On the brackets about the semi-circular walls are arranged busts of the former Chief Justices. To the left, upon entering the chamber, are those of John Jay, the first Chief Justice, by John Frazee; Oliver Ellsworth, the third, by Auger; Roger B. Taney, the fifth, by Rinehart; and Morrison VV. Waite, the seventh, by St. Gaudens. To the right aYe similarly placed those of John Rutledge, the second; John Marshall, the fourth; and Salmon P. Chase, the sixth.

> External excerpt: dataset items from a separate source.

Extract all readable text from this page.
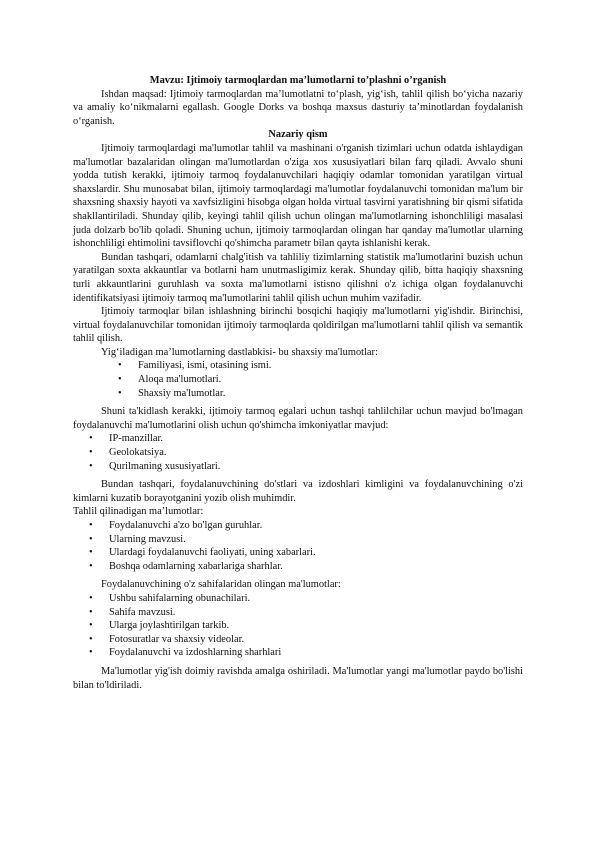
Mavzu: Ijtimoiy tarmoqlardan ma’lumotlarni to’plashni o’rganish

Ishdan maqsad: Ijtimoiy tarmoqlardan ma’lumotlatni to‘plash, yig‘ish, tahlil qilish bo‘yicha nazariy va amaliy ko‘nikmalarni egallash. Google Dorks va boshqa maxsus dasturiy ta’minotlardan foydalanish o‘rganish.

Nazariy qism

Ijtimoiy tarmoqlardagi ma'lumotlar tahlil va mashinani o'rganish tizimlari uchun odatda ishlaydigan ma'lumotlar bazalaridan olingan ma'lumotlardan o'ziga xos xususiyatlari bilan farq qiladi. Avvalo shuni yodda tutish kerakki, ijtimoiy tarmoq foydalanuvchilari haqiqiy odamlar tomonidan yaratilgan virtual shaxslardir. Shu munosabat bilan, ijtimoiy tarmoqlardagi ma'lumotlar foydalanuvchi tomonidan ma'lum bir shaxsning shaxsiy hayoti va xavfsizligini hisobga olgan holda virtual tasvirni yaratishning bir qismi sifatida shakllantiriladi. Shunday qilib, keyingi tahlil qilish uchun olingan ma'lumotlarning ishonchliligi masalasi juda dolzarb bo'lib qoladi. Shuning uchun, ijtimoiy tarmoqlardan olingan har qanday ma'lumotlar ularning ishonchliligi ehtimolini tavsiflovchi qo'shimcha parametr bilan qayta ishlanishi kerak.

Bundan tashqari, odamlarni chalg'itish va tahliliy tizimlarning statistik ma'lumotlarini buzish uchun yaratilgan soxta akkauntlar va botlarni ham unutmasligimiz kerak. Shunday qilib, bitta haqiqiy shaxsning turli akkauntlarini guruhlash va soxta ma'lumotlarni istisno qilishni o'z ichiga olgan foydalanuvchi identifikatsiyasi ijtimoiy tarmoq ma'lumotlarini tahlil qilish uchun muhim vazifadir.

Ijtimoiy tarmoqlar bilan ishlashning birinchi bosqichi haqiqiy ma'lumotlarni yig'ishdir. Birinchisi, virtual foydalanuvchilar tomonidan ijtimoiy tarmoqlarda qoldirilgan ma'lumotlarni tahlil qilish va semantik tahlil qilish.

Yig‘iladigan ma’lumotlarning dastlabkisi- bu shaxsiy ma'lumotlar:

• Familiyasi, ismi, otasining ismi.
• Aloqa ma'lumotlari.
• Shaxsiy ma'lumotlar.

Shuni ta'kidlash kerakki, ijtimoiy tarmoq egalari uchun tashqi tahlilchilar uchun mavjud bo'lmagan foydalanuvchi ma'lumotlarini olish uchun qo'shimcha imkoniyatlar mavjud:

• IP-manzillar.
• Geolokatsiya.
• Qurilmaning xususiyatlari.

Bundan tashqari, foydalanuvchining do'stlari va izdoshlari kimligini va foydalanuvchining o'zi kimlarni kuzatib borayotganini yozib olish muhimdir.

Tahlil qilinadigan ma’lumotlar:

• Foydalanuvchi a'zo bo'lgan guruhlar.
• Ularning mavzusi.
• Ulardagi foydalanuvchi faoliyati, uning xabarlari.
• Boshqa odamlarning xabarlariga sharhlar.

Foydalanuvchining o'z sahifalaridan olingan ma'lumotlar:

• Ushbu sahifalarning obunachilari.
• Sahifa mavzusi.
• Ularga joylashtirilgan tarkib.
• Fotosuratlar va shaxsiy videolar.
• Foydalanuvchi va izdoshlarning sharhlari

Ma'lumotlar yig'ish doimiy ravishda amalga oshiriladi. Ma'lumotlar yangi ma'lumotlar paydo bo'lishi bilan to'ldiriladi.
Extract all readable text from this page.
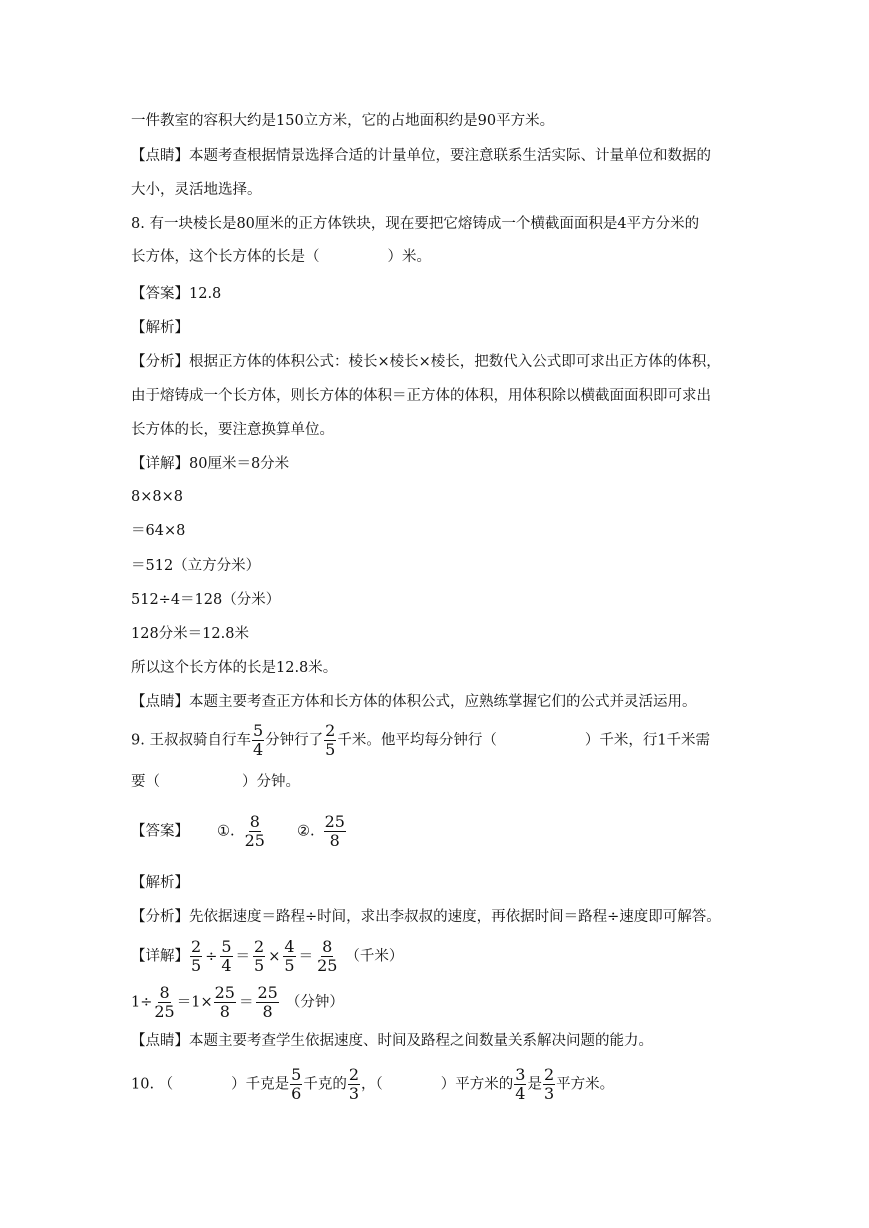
一件教室的容积大约是150立方米，它的占地面积约是90平方米。
【点睛】本题考查根据情景选择合适的计量单位，要注意联系生活实际、计量单位和数据的
大小，灵活地选择。
8. 有一块棱长是80厘米的正方体铁块，现在要把它熔铸成一个横截面面积是4平方分米的
长方体，这个长方体的长是（	）米。
【答案】12.8
【解析】
【分析】根据正方体的体积公式：棱长×棱长×棱长，把数代入公式即可求出正方体的体积，
由于熔铸成一个长方体，则长方体的体积＝正方体的体积，用体积除以横截面面积即可求出
长方体的长，要注意换算单位。
【详解】80厘米＝8分米
8×8×8
＝64×8
＝512（立方分米）
512÷4＝128（分米）
128分米＝12.8米
所以这个长方体的长是12.8米。
【点睛】本题主要考查正方体和长方体的体积公式，应熟练掌握它们的公式并灵活运用。
9. 王叔叔骑自行车 $\frac{5}{4}$ 分钟行了 $\frac{2}{5}$ 千米。他平均每分钟行（	）千米，行1千米需
要（	）分钟。
【答案】 ①. $\frac{8}{25}$ ②. $\frac{25}{8}$
【解析】
【分析】先依据速度＝路程÷时间，求出李叔叔的速度，再依据时间＝路程÷速度即可解答。
【详解】 $\frac{2}{5} \div \frac{5}{4} = \frac{2}{5} \times \frac{4}{5} = \frac{8}{25}$ （千米）
$1\div \frac{8}{25} =1\times \frac{25}{8} = \frac{25}{8}$ （分钟）
【点睛】本题主要考查学生依据速度、时间及路程之间数量关系解决问题的能力。
10. （	）千克是 $\frac{5}{6}$ 千克的 $\frac{2}{3}$ ，（	）平方米的 $\frac{3}{4}$ 是 $\frac{2}{3}$ 平方米。
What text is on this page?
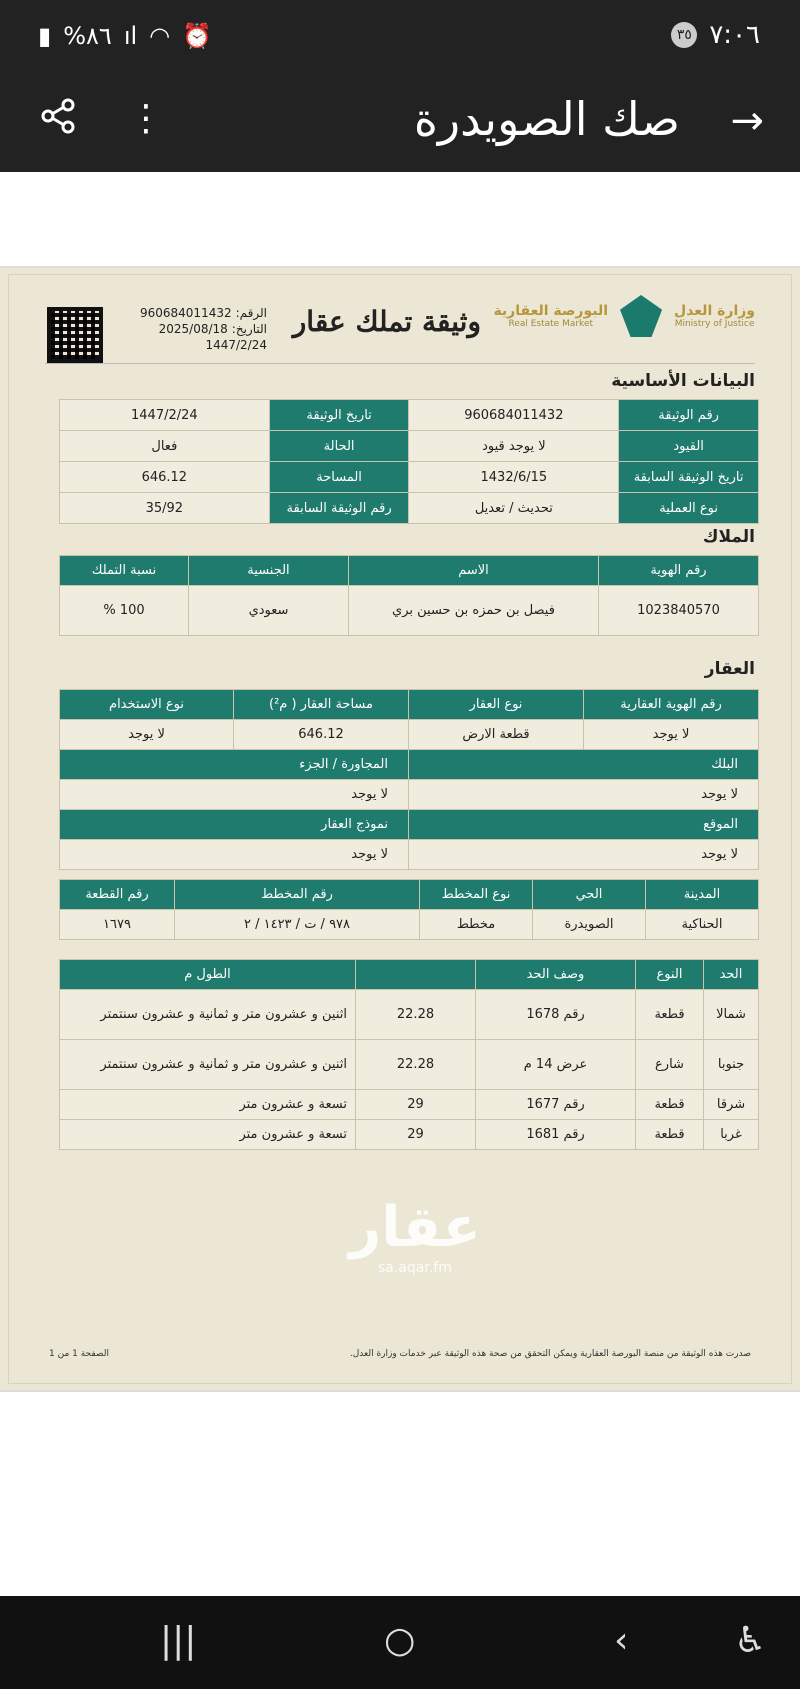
▮ %٨٦ ıl ◠ ⏰	٣٥ ٧:٠٦
→
صك الصويدرة
⋮
وزارة العدل
Ministry of Justice
البورصة العقارية
Real Estate Market
وثيقة تملك عقار
الرقم:
960684011432
التاريخ:
2025/08/18
1447/2/24
البيانات الأساسية
رقم الوثيقة	960684011432	تاريخ الوثيقة	1447/2/24
القيود	لا يوجد قيود	الحالة	فعال
تاريخ الوثيقة السابقة	1432/6/15	المساحة	646.12
نوع العملية	تحديث / تعديل	رقم الوثيقة السابقة	35/92
الملاك
رقم الهوية	الاسم	الجنسية	نسبة التملك
1023840570	فيصل بن حمزه بن حسين بري	سعودي	100 %
العقار
رقم الهوية العقارية	نوع العقار	مساحة العقار ( م²)	نوع الاستخدام
لا يوجد	قطعة الارض	646.12	لا يوجد
البلك		المجاورة / الجزء	
لا يوجد		لا يوجد	
الموقع		نموذج العقار	
لا يوجد		لا يوجد	
المدينة	الحي	نوع المخطط	رقم المخطط	رقم القطعة
الحناكية	الصويدرة	مخطط	٩٧٨ / ت / ١٤٢٣ / ٢	١٦٧٩
الحد	النوع	وصف الحد		الطول م
شمالا	قطعة	رقم 1678	22.28	اثنين و عشرون متر و ثمانية و عشرون سنتمتر
جنوبا	شارع	عرض 14 م	22.28	اثنين و عشرون متر و ثمانية و عشرون سنتمتر
شرقا	قطعة	رقم 1677	29	تسعة و عشرون متر
غربا	قطعة	رقم 1681	29	تسعة و عشرون متر
عقار
sa.aqar.fm
صدرت هذه الوثيقة من منصة البورصة العقارية ويمكن التحقق من صحة هذه الوثيقة عبر خدمات وزارة العدل.
الصفحة 1 من 1
|||	○	‹	♿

When first the question of so honoring Chief Justice Taney came before the Senate, the aversion to the author of the Dred Scott decision was still intense. An anti-slavery feeling—to which, no doubt, is due the fact that no appropriate funeral ceremonies were held in the Capitol at his death—is apparent in the debates. Mr. Sumner, in antagonizing the purchase of the marble bust, bitterly asserted that " Taney would be hooted down the pages of history, and that an emancipated country would fix upon his name the stigma it deserved. He had administered justice wickedly, had degraded the Judiciary, and had degraded the age." Mr. Reverdy Johnson defended the Chief Justice's memory, replying tartly: "The Senator from Massachusetts will be happy if his name shall stand as high upon the historic page as that of the learned Judge who is now no more." Mr. Sumner had the last word. He said that in listening to the Maryland Senator he was " reminded of a character, known to the Roman church, who always figured at the canonization of a Saint as the Devil's advocate" ; and, carrying out the figure, he added, that if it was in his power, " Taney should never be recognized as a Saint by any vote of Congress." On February 23, 1865, the bill was abandoned by its advocates as hopeless. On January 29, 1874, however, a bill passed the Senate without debate providing for the purchase of the bust of the Chief Justice, and at the same time of one of Chase. This occurred about a month before the death of Mr. Sumner. Can it be that his bitterness had perished? It would seem so; for, on December 2, 1872, he had proposed " that the names of battles with fellow-citizens, shall not be continued in the army register or placed on the regimental colors of the United States," and in the preamble to the bill had stated : " It is contrary to the usage of civilized nations to perpetuate the memory of civil war".